«Berhe? Non posso dire con certezza che questo nome sia stato pronunciato nelle telefonate. Medhanie sì, ma non Berhe». Il controesame dell’ispettore della Mobile di Palermo, Giuseppe Mauro, che ha preso in consegna dalle autorità sudanesi l’uomo sospettato di essere Medhanie Yehdego Mered, il boss della tratta di esseri umani tra l’Africa e l’Europa, è iniziato con le prime domande da parte dell’avvocato Michele Calantropo. Da chiarire, secondo il legale, ci sarebbero delle ombre sulle indagini che hanno portato all’identificazione dell’imputato come uno dei trafficanti più ricercati dalle autorità internazionali. L’uomo in carcere da giugno, invece, da sempre afferma di chiamarsi Medhanie Tesfamariam Berhe e di trovarsi al centro di uno scambio di persona.
«Delle conversazioni intercettate, noi leggevamo la sintesi degli interpreti – spiega l’ispettore Mauro – Quindi questo nome potrebbe anche non essere stato segnalato». Quello che l’accusa ritiene essere con certezza il boss Mered sarebbe stato identificato perché in diverse telefonate intercettate alcuni trafficanti si rivolgono a lui utilizzando il nome Medhanie, altri ancora chiedendo se fosse il figlio di Yehdego, alludendo al padre. Fino a risalire anche, con l’aiuto delle autorità svedesi, a Lidya Tesfu, compagna del boss e incinta al momento delle indagini. Più complesso invece capire come gli investigatori siano riusciti a dare un volto al trafficante super ricercato, dal momento che l’identificazione è avvenuta solo attraverso l’ascolto delle voci intercettate sull’utenza libica e su quella sudanese, monitorate per diversi mesi. Mentre l’utenza corrispondente al telefono trovato addosso all’imputato al momento dell’arresto è stata controllata per soli otto giorni.
Tuttavia, nelle fasi che hanno preceduto l’arresto a Khartoum e l’estradizione dell’imputato, gli investigatori avevano addirittura diffuso una foto di Mered. Sta all’inpiedi accanto a un’automobile, in quello che somiglia a una sorta di garage, indossa una magliettina azzura e un vistoso crocifisso. Quel volto, però, non somiglia affatto all’uomo oggi sotto processo. Alla domanda del difensore su quando sia stata inserita questa specifica foto sul profilo Facebook Meda Yehdego, l’ispettore Mauro risponde con precisione: «È stata inserita il 13 luglio 2014 alle ore 3.57». Nel momento in cui, però, l’avvocato Calantropo domanda se risultino, nel report recentemente fornito da Facebook, connessioni compatibili con questa data e questo orario, subentra a gamba tesa il pm Geri Ferrara.

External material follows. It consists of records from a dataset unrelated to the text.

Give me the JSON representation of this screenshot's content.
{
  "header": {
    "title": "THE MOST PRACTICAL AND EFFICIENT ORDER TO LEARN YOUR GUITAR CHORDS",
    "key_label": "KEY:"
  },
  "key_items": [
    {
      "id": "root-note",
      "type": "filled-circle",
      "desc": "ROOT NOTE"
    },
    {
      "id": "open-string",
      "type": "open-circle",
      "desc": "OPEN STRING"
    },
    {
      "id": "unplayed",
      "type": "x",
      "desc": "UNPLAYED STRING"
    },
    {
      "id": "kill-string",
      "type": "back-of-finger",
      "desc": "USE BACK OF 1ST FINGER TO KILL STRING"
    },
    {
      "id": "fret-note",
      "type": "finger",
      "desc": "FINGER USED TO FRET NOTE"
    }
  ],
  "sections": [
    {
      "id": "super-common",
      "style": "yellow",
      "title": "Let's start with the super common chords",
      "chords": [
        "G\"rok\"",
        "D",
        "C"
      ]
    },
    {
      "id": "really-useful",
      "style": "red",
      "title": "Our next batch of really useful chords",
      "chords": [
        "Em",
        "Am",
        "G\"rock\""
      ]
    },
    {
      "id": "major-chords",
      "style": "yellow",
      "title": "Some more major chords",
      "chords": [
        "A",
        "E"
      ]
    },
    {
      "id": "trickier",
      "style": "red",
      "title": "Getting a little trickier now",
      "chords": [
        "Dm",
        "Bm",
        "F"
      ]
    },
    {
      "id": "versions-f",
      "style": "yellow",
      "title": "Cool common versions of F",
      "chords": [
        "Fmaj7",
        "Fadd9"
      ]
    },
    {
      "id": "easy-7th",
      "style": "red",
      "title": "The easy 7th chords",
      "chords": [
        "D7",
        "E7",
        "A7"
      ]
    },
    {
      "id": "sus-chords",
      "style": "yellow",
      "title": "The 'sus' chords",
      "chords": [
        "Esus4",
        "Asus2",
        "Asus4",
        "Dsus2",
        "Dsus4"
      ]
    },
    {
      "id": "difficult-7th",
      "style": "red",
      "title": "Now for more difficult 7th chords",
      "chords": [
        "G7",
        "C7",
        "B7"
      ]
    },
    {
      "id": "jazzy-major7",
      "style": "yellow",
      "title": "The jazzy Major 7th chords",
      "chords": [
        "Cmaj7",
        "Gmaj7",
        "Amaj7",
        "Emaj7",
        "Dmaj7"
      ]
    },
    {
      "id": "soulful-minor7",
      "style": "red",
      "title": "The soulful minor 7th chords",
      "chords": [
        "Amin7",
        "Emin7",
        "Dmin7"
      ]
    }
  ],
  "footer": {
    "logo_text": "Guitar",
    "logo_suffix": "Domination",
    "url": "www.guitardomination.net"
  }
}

«Il test ha detto che quel giorno è stata inserita nella lista degli amici presenti nel profilo Facebook di Lidya Tesfu». Oggetto del contendere tra accusa e difesa è un passaggio poco chiaro dei verbali che hanno portato all’operazione Glauco II, in cui gli inquirenti scrivono, riferendosi alla foto di Mered, che «è stata inserita il 13/7/2014 alle ore 3.57, nella lista dei cosiddetti amici presente nel profilo Facebook della moglie Lydia Tesfu», frasi che dovranno essere interpretate dagli stessi inquirenti, vista l’impossibilità di inserire foto nell’elenco dei contatti del social network in questione. Il controesame dell’ispettore Mauro proseguirà a maggio in occasione della prossima udienza.